You should have a certificate installed at your origin and your CDN should re-encrypt the requests before sending to your origin servers so that your CDN can maintain a secure conversation for your customers all the way from their browser back to the origin.
Myth 5: CDNs can/should only be a “production” network
All legacy CDNs have been built from a networking perspective. CDN companies have dropped physical infrastructure in data centres and dropped a “black box” of reverse proxy software onto that hardware. Unfortunately for these legacy CDNs, they are now hamstrung by the network structure of their CDNs as the software is difficult to update and certainly hard to share.
CDNs (well actually the reverse proxy servers which run on them) are a part of a website delivery stack in the same way as a web server or a load balancer.

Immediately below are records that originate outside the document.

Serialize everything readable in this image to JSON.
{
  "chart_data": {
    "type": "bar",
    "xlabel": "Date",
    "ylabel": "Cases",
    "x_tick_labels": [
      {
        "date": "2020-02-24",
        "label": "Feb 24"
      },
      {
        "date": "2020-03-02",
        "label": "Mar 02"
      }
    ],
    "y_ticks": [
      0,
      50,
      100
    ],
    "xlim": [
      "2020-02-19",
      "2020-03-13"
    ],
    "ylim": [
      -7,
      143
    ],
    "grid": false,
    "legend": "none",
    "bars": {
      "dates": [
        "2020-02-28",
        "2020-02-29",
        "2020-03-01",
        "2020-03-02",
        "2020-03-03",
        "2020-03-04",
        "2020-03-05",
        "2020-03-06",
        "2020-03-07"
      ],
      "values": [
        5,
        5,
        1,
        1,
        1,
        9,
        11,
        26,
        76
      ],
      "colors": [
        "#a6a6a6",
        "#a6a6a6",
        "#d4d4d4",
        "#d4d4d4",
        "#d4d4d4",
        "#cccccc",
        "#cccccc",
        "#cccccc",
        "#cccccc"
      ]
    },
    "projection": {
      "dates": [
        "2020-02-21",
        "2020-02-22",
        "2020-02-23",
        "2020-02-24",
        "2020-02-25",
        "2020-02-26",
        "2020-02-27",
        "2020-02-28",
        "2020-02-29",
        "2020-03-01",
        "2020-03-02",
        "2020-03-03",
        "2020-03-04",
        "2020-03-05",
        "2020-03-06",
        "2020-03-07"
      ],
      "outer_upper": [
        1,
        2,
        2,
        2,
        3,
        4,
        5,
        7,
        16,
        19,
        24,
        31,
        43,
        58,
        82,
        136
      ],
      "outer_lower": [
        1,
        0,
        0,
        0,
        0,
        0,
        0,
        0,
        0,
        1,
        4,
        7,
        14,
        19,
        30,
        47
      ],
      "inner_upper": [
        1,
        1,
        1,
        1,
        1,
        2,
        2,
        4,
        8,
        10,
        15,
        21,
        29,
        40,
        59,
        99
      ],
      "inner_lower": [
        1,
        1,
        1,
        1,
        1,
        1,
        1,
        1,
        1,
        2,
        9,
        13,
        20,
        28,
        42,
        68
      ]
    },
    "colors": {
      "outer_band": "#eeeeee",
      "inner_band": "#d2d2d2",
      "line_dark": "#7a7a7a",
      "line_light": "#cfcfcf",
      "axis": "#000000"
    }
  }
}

Modern website engineers working in an agile fashion want to have web servers, load balancers and databases running on their local development environment. They also should have the reverse proxy servers running on their development environment.
A software driven approach to the management of reverse proxy servers means that developers can now have (if they use section.io) the CDN running in their local development environment (and test and staging or wherever they want).